Of course some cultures who hunted heads were not interested in the skulls but preferred to skin the melon and shrink the skin. This is not hard to do nor does it take very long. Just a day or so.
Recipe for shrunken head:
- Capture subject
- Remove head and debone
- Boil for two hours (don’t overcook)
- Stitch up the openings except the neck
- Fill with hot sand and repeat until the head shrinks to the size of your fist
- Decorate to taste
I am something of an authority on shrunken heads. I could write a book. I might. There are five types of shrunken heads.
1. There is the highly prized Jivaro tribal heads from Equator and Peru. These are generally from the 19th century and are identified, catalogued and mostly in museums, like, say paintings by Matisse (or maybe Bruegel). These heads number in the low hundreds. They all have names (not the names of the original owners of course).
2. Then there is any old shrunken head but not a genuine Jivaro. These are still old and are collectables (though most countries prohibit their sale). Still you can get them, but not on Ebay…probably.
3. Then there is the shrunken monkey head. Fooled many a buyer this.
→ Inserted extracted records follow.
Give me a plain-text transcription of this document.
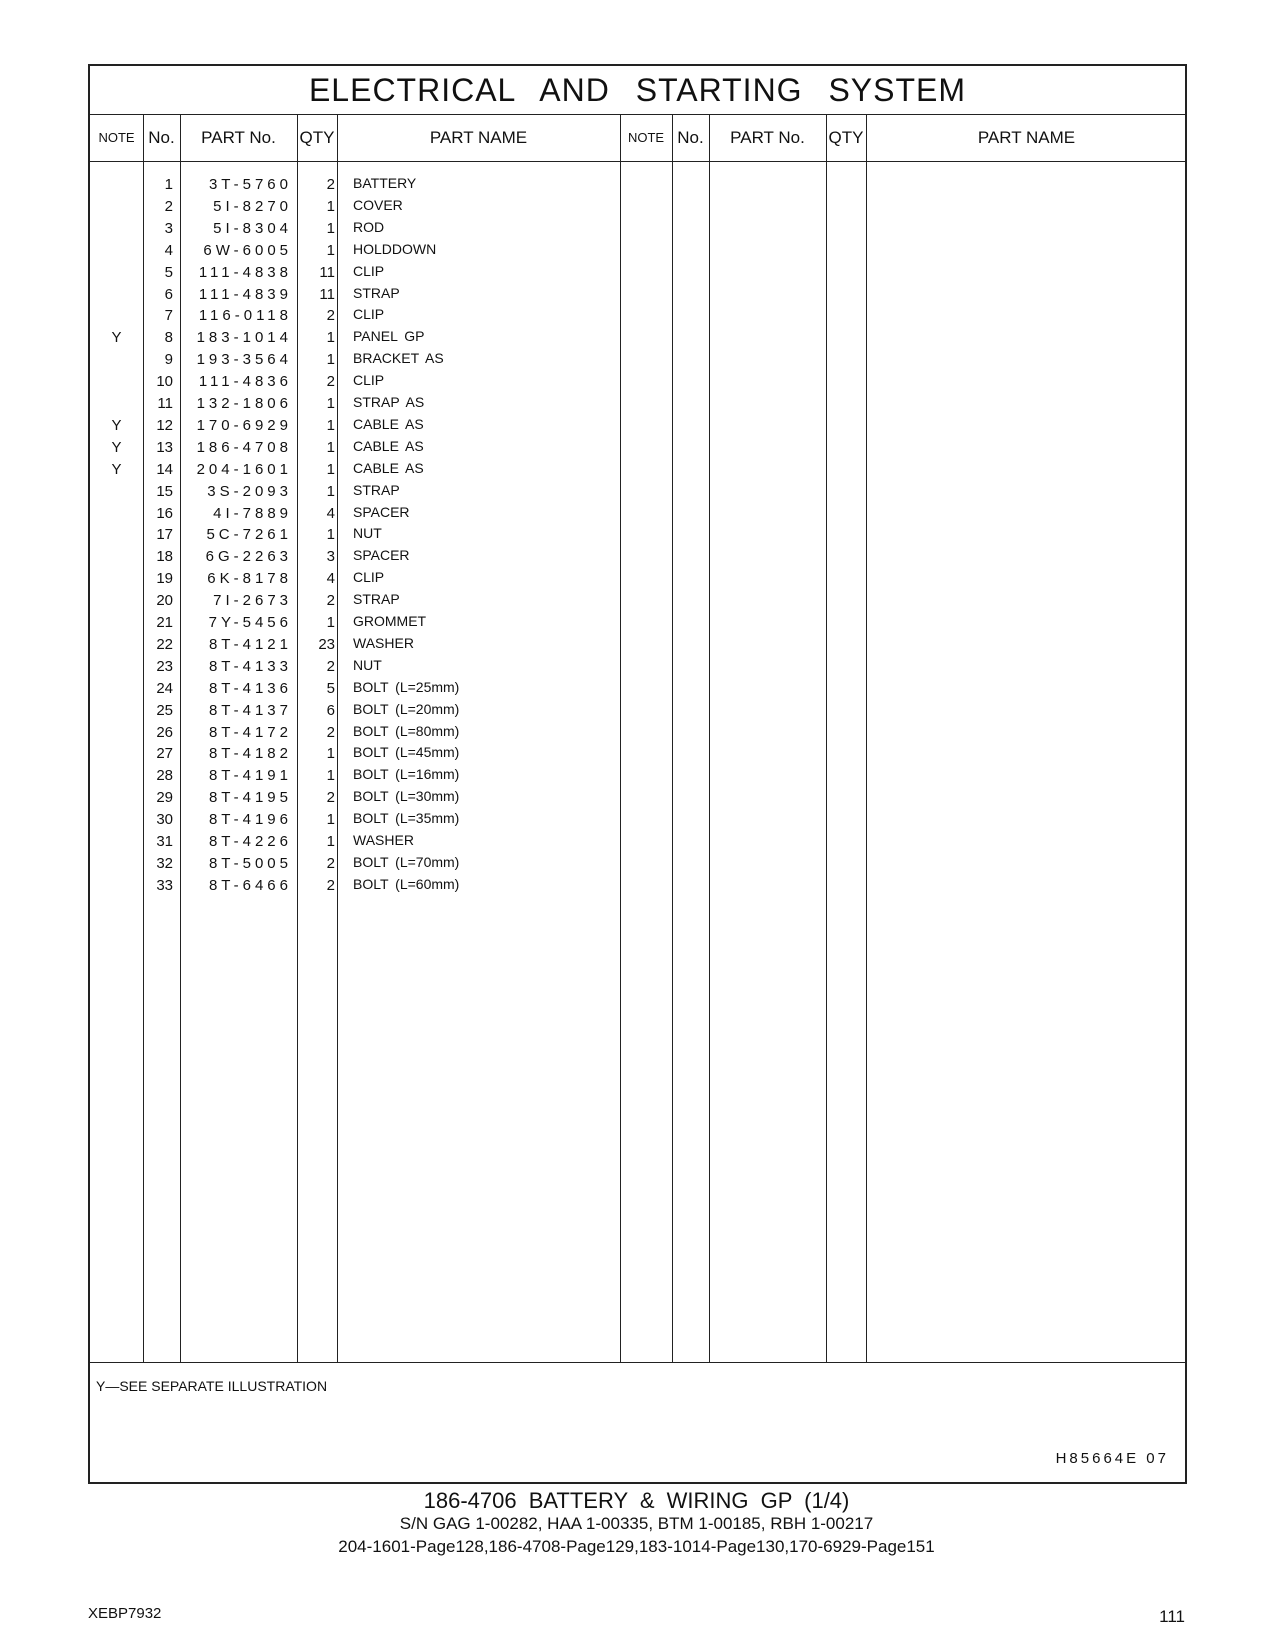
ELECTRICAL AND STARTING SYSTEM
NOTE No.	PART No.	QTY	PART NAME	NOTE No.	PART No.	QTY	PART NAME
1	3T-5760	2 BATTERY
2	5I-8270	1 COVER
3	5I-8304	1 ROD
4	6W-6005	1 HOLDDOWN
5	111-4838	11 CLIP
6	111-4839	11 STRAP
7	116-0118	2 CLIP
Y	8	183-1014	1 PANEL GP
9	193-3564	1 BRACKET AS
10	111-4836	2 CLIP
11	132-1806	1 STRAP AS
Y	12	170-6929	1 CABLE AS
Y	13	186-4708	1 CABLE AS
Y	14	204-1601	1 CABLE AS
15	3S-2093	1 STRAP
16	4I-7889	4 SPACER
17	5C-7261	1 NUT
18	6G-2263	3 SPACER
19	6K-8178	4 CLIP
20	7I-2673	2 STRAP
21	7Y-5456	1 GROMMET
22	8T-4121	23 WASHER
23	8T-4133	2 NUT
24	8T-4136	5 BOLT (L=25mm)
25	8T-4137	6 BOLT (L=20mm)
26	8T-4172	2 BOLT (L=80mm)
27	8T-4182	1 BOLT (L=45mm)
28	8T-4191	1 BOLT (L=16mm)
29	8T-4195	2 BOLT (L=30mm)
30	8T-4196	1 BOLT (L=35mm)
31	8T-4226	1 WASHER
32	8T-5005	2 BOLT (L=70mm)
33	8T-6466	2 BOLT (L=60mm)
Y—SEE SEPARATE ILLUSTRATION
H85664E 07
186-4706 BATTERY & WIRING GP (1/4)
S/N GAG 1-00282, HAA 1-00335, BTM 1-00185, RBH 1-00217
204-1601-Page128,186-4708-Page129,183-1014-Page130,170-6929-Page151
XEBP7932	111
4. There is the goat. This involves using the skin and hair of a black goat and shrinking it over a crude form and punching holes to fake a head.
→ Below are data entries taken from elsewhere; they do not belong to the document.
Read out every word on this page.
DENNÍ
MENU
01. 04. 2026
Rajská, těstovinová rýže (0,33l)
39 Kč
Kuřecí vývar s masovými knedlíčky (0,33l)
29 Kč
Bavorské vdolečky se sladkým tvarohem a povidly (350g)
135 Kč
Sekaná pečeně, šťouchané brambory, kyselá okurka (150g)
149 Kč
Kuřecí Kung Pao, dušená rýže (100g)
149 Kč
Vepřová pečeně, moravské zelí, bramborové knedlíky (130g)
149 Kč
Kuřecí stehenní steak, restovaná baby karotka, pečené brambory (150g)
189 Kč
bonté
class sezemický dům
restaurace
5. Then there is the plastic head—amazingly not sold a head shop but you can get this on Amazon thought ironically they don’t come from The Amazon but most likely from China
Years ago a guy I knew told he had a shrunken head which was abducted from South America by his grandfather before The War. I don’t recall which war. In any case he treasured it and thought it had great sentimental (and monetary) value. He wanted to know if it might be a rare Jivaro, or at worst, just any old human head. I told him that he shouldn’t show it to me because he might be disappointed. He said, no worries, he was willing to face the facts. So he brought me the head in its carefully crafted box and opened it revealing a velvet wrapped…goat skin.
He was not at all happy with my assessment. He actually tried to argue me out of my finding even though it needed lips, ears and a nose. I told him it could have been worse (but not much worse); it could have come from China.
So what happened to Jack Renton? Jack was a shipwrecked sailor who, after drifting for 2,000 miles, washed up on Malaita, an island speck in the Solomon archipelago in 1868. The Solomons were headhunter central and the locals could have fricasseed his head but instead the Big Man of the village made him a slave. Jack was a quick study and was eventually accepted as one of the tribe and, joining in the fun, went on several raiding trips to surrounding islands and brought back the goods.
Jack was rescued by a Royal Navy schooner called the Bobtailed Nag in 1875. The navy paid the islanders for his release with (according the ship’s log) “a dozen tomahawks, several yards of calico, a pan of ship’s biscuit and pipes with tobacco”—along with Jack’s vow to return with more supplies.
Jack did come back with the promised refreshments and thus became a hero to the islanders. He then became a ‘regulator’—an employment recruiter or another sort of headhunter. He was basically a labor broker for Melanesian islanders to come to work in Australia. He was also a South Sea Royal Navy policeman and his primary role was working to help prevent blackbirding, the local term for slave running. Having been a slave himself Jack was firmly in the anti camp.
Jack was lost at sea in 1878 and he was greatly mourned by his adopted tribe who sacrificed 300 pigs in his honor, which is lot of pigs. They built a shrine to Jack decorating it with skulls.
Jack is revered to this day on this little spot of somewhere.